S’il était héros balzacien, Mwana Zama était aussi héros stendhalien avec cette passion amoureuse égocentrique. Mais n’est-ce pas le lot des artistes, de se métamorphoser en des « Julien Sorel » des sentiments féminins ? Il y aura toujours des Messieurs de Rênal qui en voudront à mort aux séducteurs sans cœur. Sa carrière professionnelle en dents de scie sera façonnée par des crises de jalousie affective que sa vie d’artiste va susciter. Des agents de la classe politique (dont un ancien Premier Ministre) lui en voudront au point que l’artiste aura signé de son vivant l’itinéraire d’un poète maudit. En 1976, peu avant un voyage d’étude en ex URSS, son passeport est déchiré après qu’il lui soit ravi au moment de monter dans l’avion. Il imputa cette haine à un certain Ange Edouard Mpoungui, jaloux que l’artiste ait immortalisé une « Manda », ex-belle-sœur d’un certain Denis Sassou dont Mpoungui était « mbouabani » (beau-frère)
Chant de cygne
L’artiste, je l’ai revu en 2012, et en 2013. Il était tombé dans le néant de la connaissance et de la reconnaissance. Devenu laissé-pour-compte d’un système capitaliste sauvage brazzavillois où il faut faire allégeance pour survivre, Mwana Zama ne continuait pas moins de chanter à l’occasion de quelque bœuf tapé çà et là, au gré du feeling du moment.
Comment oublier cette rencontre chez Robert Massamba-Débat (celui-là à la guitare), où nous reprîmes (moi à la basse) les vieilleries des Techniciens (« Chérie Manda », « Michaël », « Chantal Bouity », « Matiti ») ? En dépit des délestages les amplis parvinrent à créer l’égrégore.

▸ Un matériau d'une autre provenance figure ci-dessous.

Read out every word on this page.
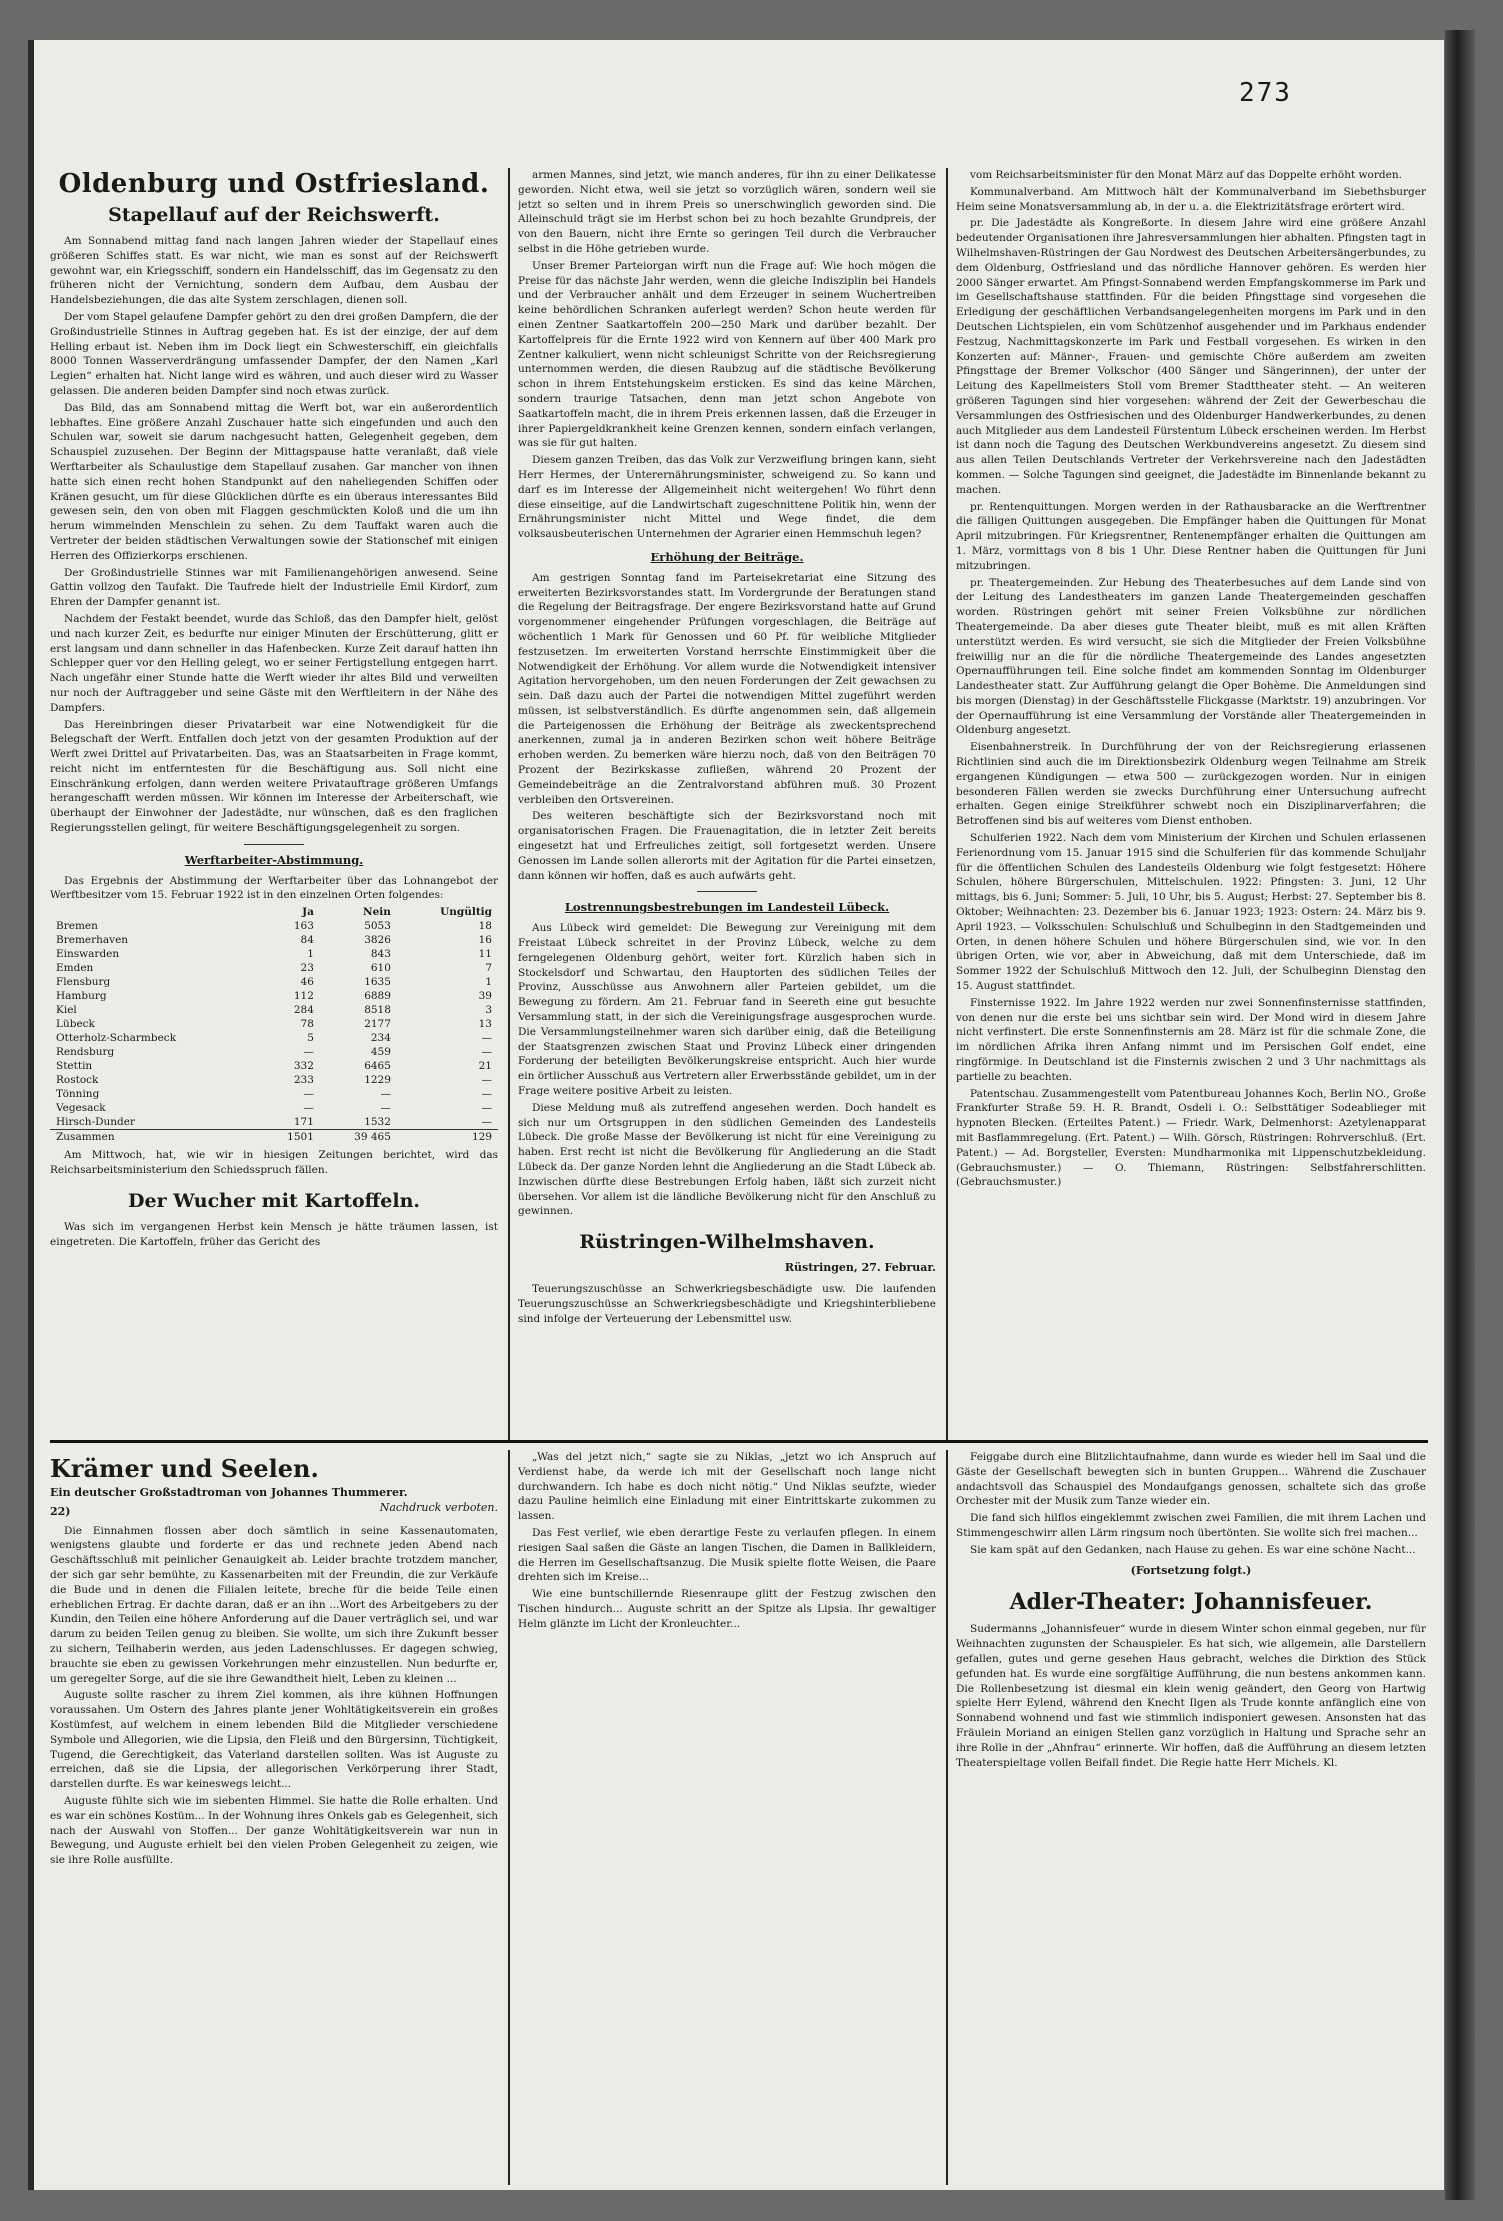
273
Oldenburg und Ostfriesland.
Stapellauf auf der Reichswerft.

Am Sonnabend mittag fand nach langen Jahren wieder der Stapellauf eines größeren Schiffes statt. Es war nicht, wie man es sonst auf der Reichswerft gewohnt war, ein Kriegsschiff, sondern ein Handelsschiff, das im Gegensatz zu den früheren nicht der Vernichtung, sondern dem Aufbau, dem Ausbau der Handelsbeziehungen, die das alte System zerschlagen, dienen soll.

Der vom Stapel gelaufene Dampfer gehört zu den drei großen Dampfern, die der Großindustrielle Stinnes in Auftrag gegeben hat. Es ist der einzige, der auf dem Helling erbaut ist. Neben ihm im Dock liegt ein Schwesterschiff, ein gleichfalls 8000 Tonnen Wasserverdrängung umfassender Dampfer, der den Namen „Karl Legien“ erhalten hat. Nicht lange wird es währen, und auch dieser wird zu Wasser gelassen. Die anderen beiden Dampfer sind noch etwas zurück.

Das Bild, das am Sonnabend mittag die Werft bot, war ein außerordentlich lebhaftes. Eine größere Anzahl Zuschauer hatte sich eingefunden und auch den Schulen war, soweit sie darum nachgesucht hatten, Gelegenheit gegeben, dem Schauspiel zuzusehen. Der Beginn der Mittagspause hatte veranlaßt, daß viele Werftarbeiter als Schaulustige dem Stapellauf zusahen. Gar mancher von ihnen hatte sich einen recht hohen Standpunkt auf den naheliegenden Schiffen oder Kränen gesucht, um für diese Glücklichen dürfte es ein überaus interessantes Bild gewesen sein, den von oben mit Flaggen geschmückten Koloß und die um ihn herum wimmelnden Menschlein zu sehen. Zu dem Tauffakt waren auch die Vertreter der beiden städtischen Verwaltungen sowie der Stationschef mit einigen Herren des Offizierkorps erschienen.

Der Großindustrielle Stinnes war mit Familienangehörigen anwesend. Seine Gattin vollzog den Taufakt. Die Taufrede hielt der Industrielle Emil Kirdorf, zum Ehren der Dampfer genannt ist.

Nachdem der Festakt beendet, wurde das Schloß, das den Dampfer hielt, gelöst und nach kurzer Zeit, es bedurfte nur einiger Minuten der Erschütterung, glitt er erst langsam und dann schneller in das Hafenbecken. Kurze Zeit darauf hatten ihn Schlepper quer vor den Helling gelegt, wo er seiner Fertigstellung entgegen harrt. Nach ungefähr einer Stunde hatte die Werft wieder ihr altes Bild und verweilten nur noch der Auftraggeber und seine Gäste mit den Werftleitern in der Nähe des Dampfers.

Das Hereinbringen dieser Privatarbeit war eine Notwendigkeit für die Belegschaft der Werft. Entfallen doch jetzt von der gesamten Produktion auf der Werft zwei Drittel auf Privatarbeiten. Das, was an Staatsarbeiten in Frage kommt, reicht nicht im entferntesten für die Beschäftigung aus. Soll nicht eine Einschränkung erfolgen, dann werden weitere Privatauftrage größeren Umfangs herangeschafft werden müssen. Wir können im Interesse der Arbeiterschaft, wie überhaupt der Einwohner der Jadestädte, nur wünschen, daß es den fraglichen Regierungsstellen gelingt, für weitere Beschäftigungsgelegenheit zu sorgen.

Werftarbeiter-Abstimmung.

Das Ergebnis der Abstimmung der Werftarbeiter über das Lohnangebot der Werftbesitzer vom 15. Februar 1922 ist in den einzelnen Orten folgendes:

	Ja	Nein	Ungültig
Bremen	163	5053	18
Bremerhaven	84	3826	16
Einswarden	1	843	11
Emden	23	610	7
Flensburg	46	1635	1
Hamburg	112	6889	39
Kiel	284	8518	3
Lübeck	78	2177	13
Otterholz-Scharmbeck	5	234	—
Rendsburg	—	459	—
Stettin	332	6465	21
Rostock	233	1229	—
Tönning	—	—	—
Vegesack	—	—	—
Hirsch-Dunder	171	1532	—
Zusammen	1501	39 465	129

Am Mittwoch, hat, wie wir in hiesigen Zeitungen berichtet, wird das Reichsarbeitsministerium den Schiedsspruch fällen.

Der Wucher mit Kartoffeln.

Was sich im vergangenen Herbst kein Mensch je hätte träumen lassen, ist eingetreten. Die Kartoffeln, früher das Gericht des

armen Mannes, sind jetzt, wie manch anderes, für ihn zu einer Delikatesse geworden. Nicht etwa, weil sie jetzt so vorzüglich wären, sondern weil sie jetzt so selten und in ihrem Preis so unerschwinglich geworden sind. Die Alleinschuld trägt sie im Herbst schon bei zu hoch bezahlte Grundpreis, der von den Bauern, nicht ihre Ernte so geringen Teil durch die Verbraucher selbst in die Höhe getrieben wurde.

Unser Bremer Parteiorgan wirft nun die Frage auf: Wie hoch mögen die Preise für das nächste Jahr werden, wenn die gleiche Indisziplin bei Handels und der Verbraucher anhält und dem Erzeuger in seinem Wuchertreiben keine behördlichen Schranken auferlegt werden? Schon heute werden für einen Zentner Saatkartoffeln 200—250 Mark und darüber bezahlt. Der Kartoffelpreis für die Ernte 1922 wird von Kennern auf über 400 Mark pro Zentner kalkuliert, wenn nicht schleunigst Schritte von der Reichsregierung unternommen werden, die diesen Raubzug auf die städtische Bevölkerung schon in ihrem Entstehungskeim ersticken. Es sind das keine Märchen, sondern traurige Tatsachen, denn man jetzt schon Angebote von Saatkartoffeln macht, die in ihrem Preis erkennen lassen, daß die Erzeuger in ihrer Papiergeldkrankheit keine Grenzen kennen, sondern einfach verlangen, was sie für gut halten.

Diesem ganzen Treiben, das das Volk zur Verzweiflung bringen kann, sieht Herr Hermes, der Unterernährungsminister, schweigend zu. So kann und darf es im Interesse der Allgemeinheit nicht weitergehen! Wo führt denn diese einseitige, auf die Landwirtschaft zugeschnittene Politik hin, wenn der Ernährungsminister nicht Mittel und Wege findet, die dem volksausbeuterischen Unternehmen der Agrarier einen Hemmschuh legen?

Erhöhung der Beiträge.

Am gestrigen Sonntag fand im Parteisekretariat eine Sitzung des erweiterten Bezirksvorstandes statt. Im Vordergrunde der Beratungen stand die Regelung der Beitragsfrage. Der engere Bezirksvorstand hatte auf Grund vorgenommener eingehender Prüfungen vorgeschlagen, die Beiträge auf wöchentlich 1 Mark für Genossen und 60 Pf. für weibliche Mitglieder festzusetzen. Im erweiterten Vorstand herrschte Einstimmigkeit über die Notwendigkeit der Erhöhung. Vor allem wurde die Notwendigkeit intensiver Agitation hervorgehoben, um den neuen Forderungen der Zeit gewachsen zu sein. Daß dazu auch der Partei die notwendigen Mittel zugeführt werden müssen, ist selbstverständlich. Es dürfte angenommen sein, daß allgemein die Parteigenossen die Erhöhung der Beiträge als zweckentsprechend anerkennen, zumal ja in anderen Bezirken schon weit höhere Beiträge erhoben werden. Zu bemerken wäre hierzu noch, daß von den Beiträgen 70 Prozent der Bezirkskasse zufließen, während 20 Prozent der Gemeindebeiträge an die Zentralvorstand abführen muß. 30 Prozent verbleiben den Ortsvereinen.

Des weiteren beschäftigte sich der Bezirksvorstand noch mit organisatorischen Fragen. Die Frauenagitation, die in letzter Zeit bereits eingesetzt hat und Erfreuliches zeitigt, soll fortgesetzt werden. Unsere Genossen im Lande sollen allerorts mit der Agitation für die Partei einsetzen, dann können wir hoffen, daß es auch aufwärts geht.

Lostrennungsbestrebungen im Landesteil Lübeck.

Aus Lübeck wird gemeldet: Die Bewegung zur Vereinigung mit dem Freistaat Lübeck schreitet in der Provinz Lübeck, welche zu dem ferngelegenen Oldenburg gehört, weiter fort. Kürzlich haben sich in Stockelsdorf und Schwartau, den Hauptorten des südlichen Teiles der Provinz, Ausschüsse aus Anwohnern aller Parteien gebildet, um die Bewegung zu fördern. Am 21. Februar fand in Seereth eine gut besuchte Versammlung statt, in der sich die Vereinigungsfrage ausgesprochen wurde. Die Versammlungsteilnehmer waren sich darüber einig, daß die Beteiligung der Staatsgrenzen zwischen Staat und Provinz Lübeck einer dringenden Forderung der beteiligten Bevölkerungskreise entspricht. Auch hier wurde ein örtlicher Ausschuß aus Vertretern aller Erwerbsstände gebildet, um in der Frage weitere positive Arbeit zu leisten.

Diese Meldung muß als zutreffend angesehen werden. Doch handelt es sich nur um Ortsgruppen in den südlichen Gemeinden des Landesteils Lübeck. Die große Masse der Bevölkerung ist nicht für eine Vereinigung zu haben. Erst recht ist nicht die Bevölkerung für Angliederung an die Stadt Lübeck da. Der ganze Norden lehnt die Angliederung an die Stadt Lübeck ab. Inzwischen dürfte diese Bestrebungen Erfolg haben, läßt sich zurzeit nicht übersehen. Vor allem ist die ländliche Bevölkerung nicht für den Anschluß zu gewinnen.

Rüstringen-Wilhelmshaven.
Rüstringen, 27. Februar.

Teuerungszuschüsse an Schwerkriegsbeschädigte usw. Die laufenden Teuerungszuschüsse an Schwerkriegsbeschädigte und Kriegshinterbliebene sind infolge der Verteuerung der Lebensmittel usw.

vom Reichsarbeitsminister für den Monat März auf das Doppelte erhöht worden.

Kommunalverband. Am Mittwoch hält der Kommunalverband im Siebethsburger Heim seine Monatsversammlung ab, in der u. a. die Elektrizitätsfrage erörtert wird.

pr. Die Jadestädte als Kongreßorte. In diesem Jahre wird eine größere Anzahl bedeutender Organisationen ihre Jahresversammlungen hier abhalten. Pfingsten tagt in Wilhelmshaven-Rüstringen der Gau Nordwest des Deutschen Arbeitersängerbundes, zu dem Oldenburg, Ostfriesland und das nördliche Hannover gehören. Es werden hier 2000 Sänger erwartet. Am Pfingst-Sonnabend werden Empfangskommerse im Park und im Gesellschaftshause stattfinden. Für die beiden Pfingsttage sind vorgesehen die Erledigung der geschäftlichen Verbandsangelegenheiten morgens im Park und in den Deutschen Lichtspielen, ein vom Schützenhof ausgehender und im Parkhaus endender Festzug, Nachmittagskonzerte im Park und Festball vorgesehen. Es wirken in den Konzerten auf: Männer-, Frauen- und gemischte Chöre außerdem am zweiten Pfingsttage der Bremer Volkschor (400 Sänger und Sängerinnen), der unter der Leitung des Kapellmeisters Stoll vom Bremer Stadttheater steht. — An weiteren größeren Tagungen sind hier vorgesehen: während der Zeit der Gewerbeschau die Versammlungen des Ostfriesischen und des Oldenburger Handwerkerbundes, zu denen auch Mitglieder aus dem Landesteil Fürstentum Lübeck erscheinen werden. Im Herbst ist dann noch die Tagung des Deutschen Werkbundvereins angesetzt. Zu diesem sind aus allen Teilen Deutschlands Vertreter der Verkehrsvereine nach den Jadestädten kommen. — Solche Tagungen sind geeignet, die Jadestädte im Binnenlande bekannt zu machen.

pr. Rentenquittungen. Morgen werden in der Rathausbaracke an die Werftrentner die fälligen Quittungen ausgegeben. Die Empfänger haben die Quittungen für Monat April mitzubringen. Für Kriegsrentner, Rentenempfänger erhalten die Quittungen am 1. März, vormittags von 8 bis 1 Uhr. Diese Rentner haben die Quittungen für Juni mitzubringen.

pr. Theatergemeinden. Zur Hebung des Theaterbesuches auf dem Lande sind von der Leitung des Landestheaters im ganzen Lande Theatergemeinden geschaffen worden. Rüstringen gehört mit seiner Freien Volksbühne zur nördlichen Theatergemeinde. Da aber dieses gute Theater bleibt, muß es mit allen Kräften unterstützt werden. Es wird versucht, sie sich die Mitglieder der Freien Volksbühne freiwillig nur an die für die nördliche Theatergemeinde des Landes angesetzten Opernaufführungen teil. Eine solche findet am kommenden Sonntag im Oldenburger Landestheater statt. Zur Aufführung gelangt die Oper Bohème. Die Anmeldungen sind bis morgen (Dienstag) in der Geschäftsstelle Flickgasse (Marktstr. 19) anzubringen. Vor der Opernaufführung ist eine Versammlung der Vorstände aller Theatergemeinden in Oldenburg angesetzt.

Eisenbahnerstreik. In Durchführung der von der Reichsregierung erlassenen Richtlinien sind auch die im Direktionsbezirk Oldenburg wegen Teilnahme am Streik ergangenen Kündigungen — etwa 500 — zurückgezogen worden. Nur in einigen besonderen Fällen werden sie zwecks Durchführung einer Untersuchung aufrecht erhalten. Gegen einige Streikführer schwebt noch ein Disziplinarverfahren; die Betroffenen sind bis auf weiteres vom Dienst enthoben.

Schulferien 1922. Nach dem vom Ministerium der Kirchen und Schulen erlassenen Ferienordnung vom 15. Januar 1915 sind die Schulferien für das kommende Schuljahr für die öffentlichen Schulen des Landesteils Oldenburg wie folgt festgesetzt: Höhere Schulen, höhere Bürgerschulen, Mittelschulen. 1922: Pfingsten: 3. Juni, 12 Uhr mittags, bis 6. Juni; Sommer: 5. Juli, 10 Uhr, bis 5. August; Herbst: 27. September bis 8. Oktober; Weihnachten: 23. Dezember bis 6. Januar 1923; 1923: Ostern: 24. März bis 9. April 1923. — Volksschulen: Schulschluß und Schulbeginn in den Stadtgemeinden und Orten, in denen höhere Schulen und höhere Bürgerschulen sind, wie vor. In den übrigen Orten, wie vor, aber in Abweichung, daß mit dem Unterschiede, daß im Sommer 1922 der Schulschluß Mittwoch den 12. Juli, der Schulbeginn Dienstag den 15. August stattfindet.

Finsternisse 1922. Im Jahre 1922 werden nur zwei Sonnenfinsternisse stattfinden, von denen nur die erste bei uns sichtbar sein wird. Der Mond wird in diesem Jahre nicht verfinstert. Die erste Sonnenfinsternis am 28. März ist für die schmale Zone, die im nördlichen Afrika ihren Anfang nimmt und im Persischen Golf endet, eine ringförmige. In Deutschland ist die Finsternis zwischen 2 und 3 Uhr nachmittags als partielle zu beachten.

Patentschau. Zusammengestellt vom Patentbureau Johannes Koch, Berlin NO., Große Frankfurter Straße 59. H. R. Brandt, Osdeli i. O.: Selbsttätiger Sodeablieger mit hypnoten Blecken. (Erteiltes Patent.) — Friedr. Wark, Delmenhorst: Azetylenapparat mit Basflammregelung. (Ert. Patent.) — Wilh. Görsch, Rüstringen: Rohrverschluß. (Ert. Patent.) — Ad. Borgsteller, Eversten: Mundharmonika mit Lippenschutzbekleidung. (Gebrauchsmuster.) — O. Thiemann, Rüstringen: Selbstfahrerschlitten. (Gebrauchsmuster.)

Krämer und Seelen.
Ein deutscher Großstadtroman von Johannes Thummerer.
Nachdruck verboten.
22)

Die Einnahmen flossen aber doch sämtlich in seine Kassenautomaten, wenigstens glaubte und forderte er das und rechnete jeden Abend nach Geschäftsschluß mit peinlicher Genauigkeit ab. Leider brachte trotzdem mancher, der sich gar sehr bemühte, zu Kassenarbeiten mit der Freundin, die zur Verkäufe die Bude und in denen die Filialen leitete, breche für die beide Teile einen erheblichen Ertrag. Er dachte daran, daß er an ihn ...Wort des Arbeitgebers zu der Kundin, den Teilen eine höhere Anforderung auf die Dauer verträglich sei, und war darum zu beiden Teilen genug zu bleiben. Sie wollte, um sich ihre Zukunft besser zu sichern, Teilhaberin werden, aus jeden Ladenschlusses. Er dagegen schwieg, brauchte sie eben zu gewissen Vorkehrungen mehr einzustellen. Nun bedurfte er, um geregelter Sorge, auf die sie ihre Gewandtheit hielt, Leben zu kleinen ...

Auguste sollte rascher zu ihrem Ziel kommen, als ihre kühnen Hoffnungen voraussahen. Um Ostern des Jahres plante jener Wohltätigkeitsverein ein großes Kostümfest, auf welchem in einem lebenden Bild die Mitglieder verschiedene Symbole und Allegorien, wie die Lipsia, den Fleiß und den Bürgersinn, Tüchtigkeit, Tugend, die Gerechtigkeit, das Vaterland darstellen sollten. Was ist Auguste zu erreichen, daß sie die Lipsia, der allegorischen Verkörperung ihrer Stadt, darstellen durfte. Es war keineswegs leicht...

Auguste fühlte sich wie im siebenten Himmel. Sie hatte die Rolle erhalten. Und es war ein schönes Kostüm... In der Wohnung ihres Onkels gab es Gelegenheit, sich nach der Auswahl von Stoffen... Der ganze Wohltätigkeitsverein war nun in Bewegung, und Auguste erhielt bei den vielen Proben Gelegenheit zu zeigen, wie sie ihre Rolle ausfüllte.

„Was del jetzt nich,“ sagte sie zu Niklas, „jetzt wo ich Anspruch auf Verdienst habe, da werde ich mit der Gesellschaft noch lange nicht durchwandern. Ich habe es doch nicht nötig.“ Und Niklas seufzte, wieder dazu Pauline heimlich eine Einladung mit einer Eintrittskarte zukommen zu lassen.

Das Fest verlief, wie eben derartige Feste zu verlaufen pflegen. In einem riesigen Saal saßen die Gäste an langen Tischen, die Damen in Ballkleidern, die Herren im Gesellschaftsanzug. Die Musik spielte flotte Weisen, die Paare drehten sich im Kreise...

Wie eine buntschillernde Riesenraupe glitt der Festzug zwischen den Tischen hindurch... Auguste schritt an der Spitze als Lipsia. Ihr gewaltiger Helm glänzte im Licht der Kronleuchter...

Feiggabe durch eine Blitzlichtaufnahme, dann wurde es wieder hell im Saal und die Gäste der Gesellschaft bewegten sich in bunten Gruppen... Während die Zuschauer andachtsvoll das Schauspiel des Mondaufgangs genossen, schaltete sich das große Orchester mit der Musik zum Tanze wieder ein.

Die fand sich hilflos eingeklemmt zwischen zwei Familien, die mit ihrem Lachen und Stimmengeschwirr allen Lärm ringsum noch übertönten. Sie wollte sich frei machen...

Sie kam spät auf den Gedanken, nach Hause zu gehen. Es war eine schöne Nacht...

(Fortsetzung folgt.)
Adler-Theater: Johannisfeuer.

Sudermanns „Johannisfeuer“ wurde in diesem Winter schon einmal gegeben, nur für Weihnachten zugunsten der Schauspieler. Es hat sich, wie allgemein, alle Darstellern gefallen, gutes und gerne gesehen Haus gebracht, welches die Dirktion des Stück gefunden hat. Es wurde eine sorgfältige Aufführung, die nun bestens ankommen kann. Die Rollenbesetzung ist diesmal ein klein wenig geändert, den Georg von Hartwig spielte Herr Eylend, während den Knecht Ilgen als Trude konnte anfänglich eine von Sonnabend wohnend und fast wie stimmlich indisponiert gewesen. Ansonsten hat das Fräulein Moriand an einigen Stellen ganz vorzüglich in Haltung und Sprache sehr an ihre Rolle in der „Ahnfrau“ erinnerte. Wir hoffen, daß die Aufführung an diesem letzten Theaterspieltage vollen Beifall findet. Die Regie hatte Herr Michels. Kl.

Très mélodieux, ce qu’il entonna chez Bob fut, hélas, son chant de cygne.
Comment ne pas se rappeler cette excursion à Kintélé (Brazzaville Nord) au domaine de l’économiste Rémy Bobiba. où, en compagnie du DG Paul Soni Benga (également excellent guitariste) de Papillon Malonga (guitariste aussi) et de Mac La Jeannot Doulouman, Mwana Zama improvisa des mélodies alors qu’on avait les pieds dans l’eau de la petite rivière qui traverse ce domaine ?
Mwana Zama a été mis en terre le 26 du mois dernier. On me demandera « quel âge avait-il ? » Je dirai comme Franklin Boukaka, les artistes sont immortels parce qu’ils n’ont pas d’âge.
Que cette terre du Congo lui soit légère.